Joshua Gonzalez, 20, lives in the North End but spends time in Forest Park, he said while walking through the neighborhood Saturday afternoon.
"It's been quieter - things have been more calm with the shootings and stuff like that," Gonzalez said. "I think they're doing a pretty good job, the police. There's always a trooper around here - every time I walk around there's a couple. There's more than there usually were."
Neighborhood resident Raiza Delvalle, 18, said she has not noticed much of a change since the unit was launched in April.
"They're always in their cop cars because there's a lot of violence here," Delvalle said. "They're always watching, but they don't stop to talk to us or anything."
Miller hosts weekly meetings with community members at the Italian Bread Shop on Orange Street. A crowd of residents fills a circle of folding chairs in the bakery's back room, backed by shelves of paper towels and plastic utensils. Miller listens to their concerns - trespassing and petty theft from one man's backyard, rowdy neighbors, door-to-door solicitations - and gives out information: recent crime statistics, the names of newly released violent offenders, advice on keeping doors and windows locked to deter burglars.

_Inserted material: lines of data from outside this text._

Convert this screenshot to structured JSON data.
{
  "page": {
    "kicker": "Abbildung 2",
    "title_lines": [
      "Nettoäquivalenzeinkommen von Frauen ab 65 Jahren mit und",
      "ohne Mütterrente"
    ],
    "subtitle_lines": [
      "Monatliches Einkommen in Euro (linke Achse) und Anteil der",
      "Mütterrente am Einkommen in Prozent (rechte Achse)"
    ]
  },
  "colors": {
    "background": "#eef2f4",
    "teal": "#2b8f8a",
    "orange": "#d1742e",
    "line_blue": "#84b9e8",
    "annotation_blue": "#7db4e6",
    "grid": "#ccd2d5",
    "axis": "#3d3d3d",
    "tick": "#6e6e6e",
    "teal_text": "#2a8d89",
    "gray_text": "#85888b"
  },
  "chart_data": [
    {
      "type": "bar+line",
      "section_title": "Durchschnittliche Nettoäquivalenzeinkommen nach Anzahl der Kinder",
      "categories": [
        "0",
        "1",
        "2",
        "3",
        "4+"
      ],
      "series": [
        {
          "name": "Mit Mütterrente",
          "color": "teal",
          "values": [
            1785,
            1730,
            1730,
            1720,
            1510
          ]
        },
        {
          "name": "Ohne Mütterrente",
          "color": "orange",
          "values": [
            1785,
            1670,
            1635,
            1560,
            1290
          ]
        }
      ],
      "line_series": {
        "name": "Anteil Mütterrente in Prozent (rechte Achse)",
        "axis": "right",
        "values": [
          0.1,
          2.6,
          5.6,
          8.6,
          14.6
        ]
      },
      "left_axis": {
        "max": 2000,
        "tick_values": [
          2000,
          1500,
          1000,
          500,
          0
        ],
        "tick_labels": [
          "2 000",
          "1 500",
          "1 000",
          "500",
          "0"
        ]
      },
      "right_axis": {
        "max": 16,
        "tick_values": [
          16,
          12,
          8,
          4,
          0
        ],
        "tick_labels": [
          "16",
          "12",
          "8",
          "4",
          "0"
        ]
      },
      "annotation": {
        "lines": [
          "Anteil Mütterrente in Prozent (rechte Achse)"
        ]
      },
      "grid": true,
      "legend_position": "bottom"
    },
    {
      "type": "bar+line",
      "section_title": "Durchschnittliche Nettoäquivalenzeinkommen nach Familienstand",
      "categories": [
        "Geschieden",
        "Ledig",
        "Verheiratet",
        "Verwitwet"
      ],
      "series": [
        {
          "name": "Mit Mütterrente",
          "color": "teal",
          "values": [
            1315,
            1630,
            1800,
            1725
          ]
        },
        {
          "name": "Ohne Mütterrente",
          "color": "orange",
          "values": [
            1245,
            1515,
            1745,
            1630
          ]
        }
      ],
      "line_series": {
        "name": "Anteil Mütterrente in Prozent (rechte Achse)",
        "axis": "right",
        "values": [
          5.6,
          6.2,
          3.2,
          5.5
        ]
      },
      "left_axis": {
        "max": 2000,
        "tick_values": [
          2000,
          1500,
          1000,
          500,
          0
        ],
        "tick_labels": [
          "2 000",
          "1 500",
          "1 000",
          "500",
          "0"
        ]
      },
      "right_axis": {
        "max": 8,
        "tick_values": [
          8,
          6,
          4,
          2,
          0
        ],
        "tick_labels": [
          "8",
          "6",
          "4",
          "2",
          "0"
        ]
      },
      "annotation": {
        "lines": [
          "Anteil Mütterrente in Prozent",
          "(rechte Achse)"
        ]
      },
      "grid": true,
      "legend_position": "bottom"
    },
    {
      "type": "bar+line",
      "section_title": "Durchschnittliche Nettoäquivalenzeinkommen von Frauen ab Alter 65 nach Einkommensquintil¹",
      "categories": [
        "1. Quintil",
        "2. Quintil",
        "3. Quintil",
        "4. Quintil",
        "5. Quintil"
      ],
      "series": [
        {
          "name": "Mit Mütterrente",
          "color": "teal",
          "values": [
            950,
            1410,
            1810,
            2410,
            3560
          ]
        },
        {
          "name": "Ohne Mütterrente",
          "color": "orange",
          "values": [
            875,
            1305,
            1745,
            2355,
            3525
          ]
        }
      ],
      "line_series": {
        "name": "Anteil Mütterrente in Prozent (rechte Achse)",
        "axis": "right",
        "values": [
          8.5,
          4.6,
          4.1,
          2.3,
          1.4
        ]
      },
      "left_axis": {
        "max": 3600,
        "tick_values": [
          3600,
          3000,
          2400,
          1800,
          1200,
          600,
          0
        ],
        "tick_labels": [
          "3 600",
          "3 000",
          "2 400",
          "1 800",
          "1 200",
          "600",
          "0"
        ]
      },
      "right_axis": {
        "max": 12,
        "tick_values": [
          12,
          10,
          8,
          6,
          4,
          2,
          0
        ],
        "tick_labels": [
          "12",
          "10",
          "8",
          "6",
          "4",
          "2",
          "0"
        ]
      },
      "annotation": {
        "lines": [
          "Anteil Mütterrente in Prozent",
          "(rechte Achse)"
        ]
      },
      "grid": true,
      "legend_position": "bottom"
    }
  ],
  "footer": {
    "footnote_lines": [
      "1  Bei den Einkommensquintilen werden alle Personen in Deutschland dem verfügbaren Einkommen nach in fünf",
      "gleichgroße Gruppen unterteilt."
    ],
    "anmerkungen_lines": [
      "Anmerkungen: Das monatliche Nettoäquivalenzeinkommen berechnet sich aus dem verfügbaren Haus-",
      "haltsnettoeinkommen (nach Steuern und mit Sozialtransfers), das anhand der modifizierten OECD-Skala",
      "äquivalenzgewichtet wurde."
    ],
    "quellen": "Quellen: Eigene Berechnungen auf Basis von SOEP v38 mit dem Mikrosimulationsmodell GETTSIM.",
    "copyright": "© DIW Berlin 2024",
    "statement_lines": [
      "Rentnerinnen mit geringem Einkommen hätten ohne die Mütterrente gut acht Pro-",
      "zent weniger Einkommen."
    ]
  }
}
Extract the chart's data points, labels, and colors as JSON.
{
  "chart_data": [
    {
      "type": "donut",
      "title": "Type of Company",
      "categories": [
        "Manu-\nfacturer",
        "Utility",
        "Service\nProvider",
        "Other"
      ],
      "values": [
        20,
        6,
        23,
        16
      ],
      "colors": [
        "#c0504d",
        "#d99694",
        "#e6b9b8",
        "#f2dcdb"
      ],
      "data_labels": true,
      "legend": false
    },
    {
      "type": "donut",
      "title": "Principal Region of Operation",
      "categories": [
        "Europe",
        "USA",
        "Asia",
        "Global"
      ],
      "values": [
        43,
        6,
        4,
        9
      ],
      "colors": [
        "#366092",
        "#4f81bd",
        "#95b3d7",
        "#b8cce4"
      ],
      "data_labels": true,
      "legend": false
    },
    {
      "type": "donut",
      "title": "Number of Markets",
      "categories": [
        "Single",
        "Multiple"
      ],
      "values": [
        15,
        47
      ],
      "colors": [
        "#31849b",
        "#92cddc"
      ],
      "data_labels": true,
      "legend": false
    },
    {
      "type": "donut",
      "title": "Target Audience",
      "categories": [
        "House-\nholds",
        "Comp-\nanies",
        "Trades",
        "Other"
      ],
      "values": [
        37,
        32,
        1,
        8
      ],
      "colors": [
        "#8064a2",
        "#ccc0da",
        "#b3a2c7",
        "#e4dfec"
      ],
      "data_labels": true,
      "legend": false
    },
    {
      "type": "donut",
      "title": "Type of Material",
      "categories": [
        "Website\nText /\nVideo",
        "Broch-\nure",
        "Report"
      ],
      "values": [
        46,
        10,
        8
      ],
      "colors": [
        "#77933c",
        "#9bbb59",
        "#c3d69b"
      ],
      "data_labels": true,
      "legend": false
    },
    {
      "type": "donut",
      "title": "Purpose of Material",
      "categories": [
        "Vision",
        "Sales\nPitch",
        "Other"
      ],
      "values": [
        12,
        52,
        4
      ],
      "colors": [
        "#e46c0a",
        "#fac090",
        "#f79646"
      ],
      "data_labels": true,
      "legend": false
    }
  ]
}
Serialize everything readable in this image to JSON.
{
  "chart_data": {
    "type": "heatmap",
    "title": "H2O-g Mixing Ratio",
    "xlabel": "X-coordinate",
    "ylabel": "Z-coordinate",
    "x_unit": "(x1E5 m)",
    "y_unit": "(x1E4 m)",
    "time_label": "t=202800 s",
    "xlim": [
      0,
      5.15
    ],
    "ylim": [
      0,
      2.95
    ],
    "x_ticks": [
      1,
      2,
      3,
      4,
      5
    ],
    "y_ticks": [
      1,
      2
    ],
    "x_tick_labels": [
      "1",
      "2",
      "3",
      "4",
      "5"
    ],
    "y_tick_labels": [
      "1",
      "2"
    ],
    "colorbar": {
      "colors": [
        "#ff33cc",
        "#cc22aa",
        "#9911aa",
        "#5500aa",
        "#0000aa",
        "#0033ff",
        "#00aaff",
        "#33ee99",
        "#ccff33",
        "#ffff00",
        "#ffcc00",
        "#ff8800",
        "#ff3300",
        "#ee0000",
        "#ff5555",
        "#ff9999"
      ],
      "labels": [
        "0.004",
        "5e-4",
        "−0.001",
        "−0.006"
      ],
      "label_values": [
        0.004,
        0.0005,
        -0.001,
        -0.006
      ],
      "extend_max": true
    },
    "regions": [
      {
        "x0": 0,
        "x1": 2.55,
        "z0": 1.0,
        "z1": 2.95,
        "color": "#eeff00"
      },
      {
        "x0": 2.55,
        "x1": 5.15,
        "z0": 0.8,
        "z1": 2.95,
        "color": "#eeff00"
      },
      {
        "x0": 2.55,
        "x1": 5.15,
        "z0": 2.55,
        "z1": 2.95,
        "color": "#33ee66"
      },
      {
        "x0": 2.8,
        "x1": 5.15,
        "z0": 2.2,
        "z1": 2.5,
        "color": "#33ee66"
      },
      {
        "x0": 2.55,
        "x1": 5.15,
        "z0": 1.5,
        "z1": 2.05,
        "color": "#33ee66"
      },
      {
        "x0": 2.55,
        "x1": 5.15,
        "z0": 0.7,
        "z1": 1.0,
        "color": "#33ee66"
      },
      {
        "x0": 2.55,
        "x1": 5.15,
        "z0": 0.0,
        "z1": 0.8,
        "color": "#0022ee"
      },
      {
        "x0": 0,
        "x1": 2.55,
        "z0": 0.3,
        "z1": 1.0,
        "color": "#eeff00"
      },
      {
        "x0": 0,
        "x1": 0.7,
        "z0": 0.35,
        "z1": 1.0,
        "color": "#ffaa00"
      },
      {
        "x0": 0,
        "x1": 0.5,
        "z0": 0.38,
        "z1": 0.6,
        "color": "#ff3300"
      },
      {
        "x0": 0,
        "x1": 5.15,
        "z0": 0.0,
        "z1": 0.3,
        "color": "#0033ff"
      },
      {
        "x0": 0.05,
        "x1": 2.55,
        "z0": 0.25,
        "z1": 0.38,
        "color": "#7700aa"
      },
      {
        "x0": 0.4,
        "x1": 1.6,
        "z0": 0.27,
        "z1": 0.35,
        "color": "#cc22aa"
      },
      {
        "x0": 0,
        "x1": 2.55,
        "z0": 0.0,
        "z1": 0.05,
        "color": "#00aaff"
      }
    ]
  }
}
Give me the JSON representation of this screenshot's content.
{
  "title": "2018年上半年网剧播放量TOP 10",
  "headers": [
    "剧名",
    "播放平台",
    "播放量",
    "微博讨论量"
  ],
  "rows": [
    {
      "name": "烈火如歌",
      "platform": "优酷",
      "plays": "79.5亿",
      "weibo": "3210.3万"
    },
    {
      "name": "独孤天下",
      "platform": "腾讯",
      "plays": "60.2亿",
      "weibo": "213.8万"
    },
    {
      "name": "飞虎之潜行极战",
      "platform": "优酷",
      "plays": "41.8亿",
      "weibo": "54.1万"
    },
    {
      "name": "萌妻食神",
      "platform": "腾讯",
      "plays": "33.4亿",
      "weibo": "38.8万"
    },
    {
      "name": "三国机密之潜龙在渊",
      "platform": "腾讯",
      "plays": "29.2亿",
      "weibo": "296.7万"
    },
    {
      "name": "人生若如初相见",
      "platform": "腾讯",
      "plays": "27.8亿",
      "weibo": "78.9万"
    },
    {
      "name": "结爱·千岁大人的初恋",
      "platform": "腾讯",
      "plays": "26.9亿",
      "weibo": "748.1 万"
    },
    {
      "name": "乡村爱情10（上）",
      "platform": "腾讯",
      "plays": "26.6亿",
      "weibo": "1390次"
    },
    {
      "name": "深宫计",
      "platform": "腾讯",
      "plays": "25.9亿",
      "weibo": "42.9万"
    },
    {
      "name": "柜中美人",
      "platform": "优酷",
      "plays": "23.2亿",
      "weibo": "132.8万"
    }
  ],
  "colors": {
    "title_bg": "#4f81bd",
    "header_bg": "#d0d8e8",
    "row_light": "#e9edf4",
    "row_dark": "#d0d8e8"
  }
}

The audience at these meetings is receptive and growing, Miller said; when he first started holding them earlier this year, the members of his unit outnumbered regular attendees. Now, upwards of 20 people might show up on any given week.
But reaching the people committing the offenses is more difficult. The audience at the meeting skewed older, with most people there above the age of 35. The young men whose names litter the department's police reports, and who are both the most common victims and perpetrators of the city's 13 homicides this year, are less eager to talk with police, Miller said.
Springfield has a legacy, both historical and current, of tension between police and residents. The 2009 beating of black motorist Melvin Jones III by white former Springfield police officer Jeffrey Asher led to Asher's conviction on assault and battery charges, and a $575,000 settlement with the city. This April, a group of activists protesting police killings of black people shut down traffic at the X intersection in Forest Park; police arrested 15 protesters during the demonstration.
Reducing mistrust between police and residents will not be easy, Miller said. But he hopes that each conversation, referral to a social service organization or snow cone given to a neighborhood kid might count as progress.
"The more they see you when you're walking around, waving, chatting with the community, they think 'oh, he's not like those other guys,' " Miller said. "It's going to take us time to win them back. We're fully aware of that."